Can Death and Dying be funny?
- Bonny Lynn

- Jun 1, 2025
- 2 min read

Death, Dying, and the Odd Girl: A Comedy was born during a season when I lost several loved ones to terminal illness. Thanks to my late father (featured on the left), my family learned to laugh at life, death, and everything in between. That ability has carried the O’Neill family through some tough times and made it all a little more bearable.
Maybe it’s the mental health therapist in me (my day job), but I wanted to explore how people relate to grief and death—without bogging them down or making them avoid the topic altogether. Humor gives heavy topics an entrance into the human psyche in a palatable format. But what kind of story could make death… funny?
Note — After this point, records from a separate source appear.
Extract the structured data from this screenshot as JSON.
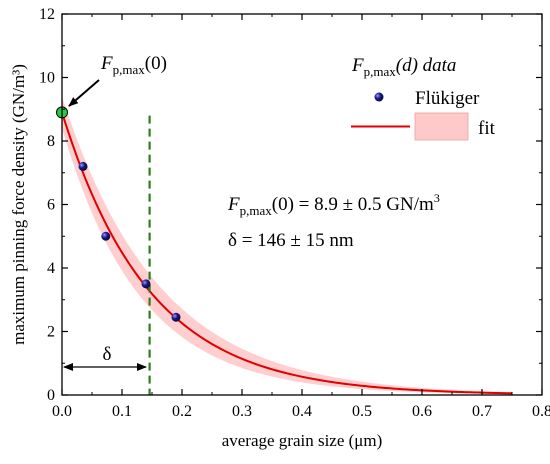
{
  "chart_data": {
    "type": "scatter",
    "xlabel": "average grain size (μm)",
    "ylabel": "maximum pinning force density (GN/m³)",
    "xlim": [
      0.0,
      0.8
    ],
    "ylim": [
      0,
      12
    ],
    "x_ticks": [
      "0.0",
      "0.1",
      "0.2",
      "0.3",
      "0.4",
      "0.5",
      "0.6",
      "0.7",
      "0.8"
    ],
    "y_ticks": [
      "0",
      "2",
      "4",
      "6",
      "8",
      "10",
      "12"
    ],
    "grid": false,
    "legend": {
      "position": "top-right",
      "title_main": "F",
      "title_sub": "p,max",
      "title_rest": "(d) data",
      "entries": [
        {
          "label": "Flükiger",
          "kind": "marker"
        },
        {
          "label": "fit",
          "kind": "line-band"
        }
      ]
    },
    "series": [
      {
        "name": "Flükiger",
        "kind": "scatter",
        "color": "#1a1a8c",
        "points": [
          {
            "x": 0.035,
            "y": 7.2
          },
          {
            "x": 0.073,
            "y": 5.0
          },
          {
            "x": 0.14,
            "y": 3.5
          },
          {
            "x": 0.19,
            "y": 2.45
          }
        ]
      },
      {
        "name": "fit",
        "kind": "line",
        "color": "#e00000",
        "band_color": "#ffb3b3",
        "function": "F0*exp(-x/delta)",
        "F0": 8.9,
        "delta": 0.146,
        "band_F0": [
          8.4,
          9.4
        ],
        "band_delta": [
          0.131,
          0.161
        ],
        "x_range": [
          0.0,
          0.75
        ]
      }
    ],
    "highlight_point": {
      "x": 0.0,
      "y": 8.9,
      "color": "#22cc44"
    },
    "vline": {
      "x": 0.146,
      "color": "#2e7d1e",
      "style": "dashed"
    },
    "annotations": {
      "point_label_main": "F",
      "point_label_sub": "p,max",
      "point_label_rest": "(0)",
      "result_line1_main": "F",
      "result_line1_sub": "p,max",
      "result_line1_rest": "(0) = 8.9 ± 0.5 GN/m",
      "result_line1_sup": "3",
      "result_line2": "δ = 146 ± 15 nm",
      "delta_label": "δ"
    }
  }
}
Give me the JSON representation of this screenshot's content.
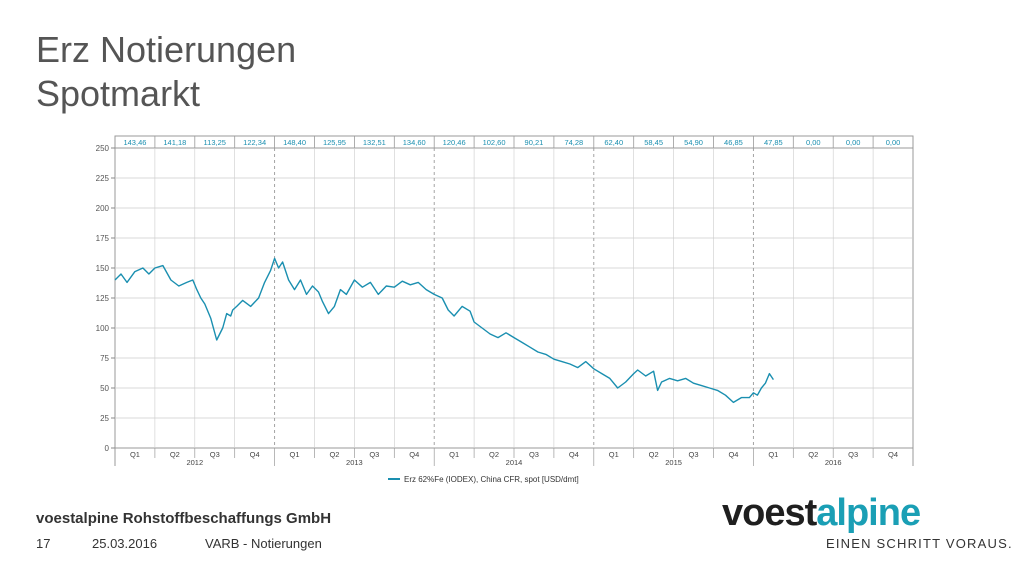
{
  "slide": {
    "title_line1": "Erz Notierungen",
    "title_line2": "Spotmarkt",
    "company": "voestalpine Rohstoffbeschaffungs GmbH",
    "page_number": "17",
    "date": "25.03.2016",
    "subject": "VARB - Notierungen",
    "logo_part1": "voest",
    "logo_part2": "alpine",
    "slogan": "EINEN SCHRITT VORAUS.",
    "colors": {
      "series": "#1a8fb0",
      "grid": "#cccccc",
      "text": "#555555",
      "logo_accent": "#1a9fb5"
    }
  },
  "chart_data": {
    "type": "line",
    "title": "",
    "xlabel": "",
    "ylabel": "",
    "ylim": [
      0,
      250
    ],
    "yticks": [
      0,
      25,
      50,
      75,
      100,
      125,
      150,
      175,
      200,
      225,
      250
    ],
    "grid": true,
    "legend_position": "bottom-center",
    "quarters": [
      "Q1",
      "Q2",
      "Q3",
      "Q4",
      "Q1",
      "Q2",
      "Q3",
      "Q4",
      "Q1",
      "Q2",
      "Q3",
      "Q4",
      "Q1",
      "Q2",
      "Q3",
      "Q4",
      "Q1",
      "Q2",
      "Q3",
      "Q4"
    ],
    "years": [
      "2012",
      "2013",
      "2014",
      "2015",
      "2016"
    ],
    "quarter_averages": [
      "143,46",
      "141,18",
      "113,25",
      "122,34",
      "148,40",
      "125,95",
      "132,51",
      "134,60",
      "120,46",
      "102,60",
      "90,21",
      "74,28",
      "62,40",
      "58,45",
      "54,90",
      "46,85",
      "47,85",
      "0,00",
      "0,00",
      "0,00"
    ],
    "series": [
      {
        "name": "Erz 62%Fe (IODEX), China CFR, spot [USD/dmt]",
        "x_quarter": [
          0,
          0.15,
          0.3,
          0.5,
          0.7,
          0.85,
          1.0,
          1.2,
          1.4,
          1.6,
          1.8,
          1.95,
          2.05,
          2.15,
          2.25,
          2.4,
          2.55,
          2.7,
          2.8,
          2.9,
          2.95,
          3.05,
          3.2,
          3.4,
          3.6,
          3.75,
          3.9,
          4.0,
          4.1,
          4.2,
          4.35,
          4.5,
          4.65,
          4.8,
          4.95,
          5.1,
          5.2,
          5.35,
          5.5,
          5.65,
          5.8,
          6.0,
          6.2,
          6.4,
          6.6,
          6.8,
          7.0,
          7.2,
          7.4,
          7.6,
          7.8,
          8.0,
          8.2,
          8.35,
          8.5,
          8.7,
          8.9,
          9.0,
          9.2,
          9.4,
          9.6,
          9.8,
          10.0,
          10.2,
          10.4,
          10.6,
          10.8,
          11.0,
          11.2,
          11.4,
          11.6,
          11.8,
          12.0,
          12.2,
          12.4,
          12.6,
          12.8,
          13.0,
          13.1,
          13.3,
          13.5,
          13.6,
          13.7,
          13.9,
          14.1,
          14.3,
          14.5,
          14.7,
          14.9,
          15.1,
          15.3,
          15.5,
          15.7,
          15.9,
          16.0,
          16.1,
          16.2,
          16.3,
          16.4,
          16.5
        ],
        "values": [
          140,
          145,
          138,
          147,
          150,
          145,
          150,
          152,
          140,
          135,
          138,
          140,
          132,
          125,
          120,
          108,
          90,
          100,
          112,
          110,
          115,
          118,
          123,
          118,
          125,
          138,
          148,
          158,
          150,
          155,
          140,
          132,
          140,
          128,
          135,
          130,
          122,
          112,
          118,
          132,
          128,
          140,
          134,
          138,
          128,
          135,
          134,
          139,
          136,
          138,
          132,
          128,
          125,
          115,
          110,
          118,
          114,
          105,
          100,
          95,
          92,
          96,
          92,
          88,
          84,
          80,
          78,
          74,
          72,
          70,
          67,
          72,
          66,
          62,
          58,
          50,
          55,
          62,
          65,
          60,
          64,
          48,
          55,
          58,
          56,
          58,
          54,
          52,
          50,
          48,
          44,
          38,
          42,
          42,
          46,
          44,
          50,
          54,
          62,
          57
        ]
      }
    ]
  }
}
An image of a petite young woman attending funerals to face her fears of dying was stuck in my head for weeks. I knew I’d write a story about her, but no plot arrived. Then, in 2021, my mother had a stroke. Once again, my sisters and I found ourselves on hospital rotations. We’d been through it all when Dad passed in 2020, and we were exhausted—but we were also pros at the process.
One night, it was my turn to stay with Mom. At 10 p.m., she was asleep, and I wasn’t in the mood to watch TV or read. I had a mental itch that needed scratching. I’ve always processed my emotions through writing, so I pulled out my laptop, opened Pages, and just started typing. The first line came out of nowhere:
“The first time I saw Maribeth Graves, she was in a coffin. My coffin.”
That’s all I had. I didn’t know who Maribeth was or who was talking about her. I made a deal with myself: if I got stuck, the only way to un-stick myself was to choose the most ridiculous thing I could think of next. I hammered out the first two chapters that night. It felt good. It was fun. And my emotions were resolved—for the time being.
My main character, Exa Faye Dowden, is a recent widow who joins Maribeth Graves on a quest to find and make peace with the person of Death. Through Exa Faye, readers get to experience grief through snarky wit, a cranky worldview, and a willingness to be adventurous. She’s the key to the question above: Can death and dying be funny? The answer is no—death isn’t funny. It’s painful and hard. But what is funny is us. How we relate and react to death can be humorous. We’re a quirky species, after all.
For the characters, I’ve created fun locations like Poppy’s Pretty Pygmies and Milly’s Ugly Mugs, and even a scene where the main characters attend a funeral that’s also a fair. It’s a weird story—or perhaps “odd” is more appropriate.
I’ve woven in moments from my personal life, altering them to fit the narrative. I think it helps to ground the humor in reality. You might not read the word “death” as much anywhere else, but I promise you’ll also chuckle—and, hopefully, find a little more peace with the losses in your life.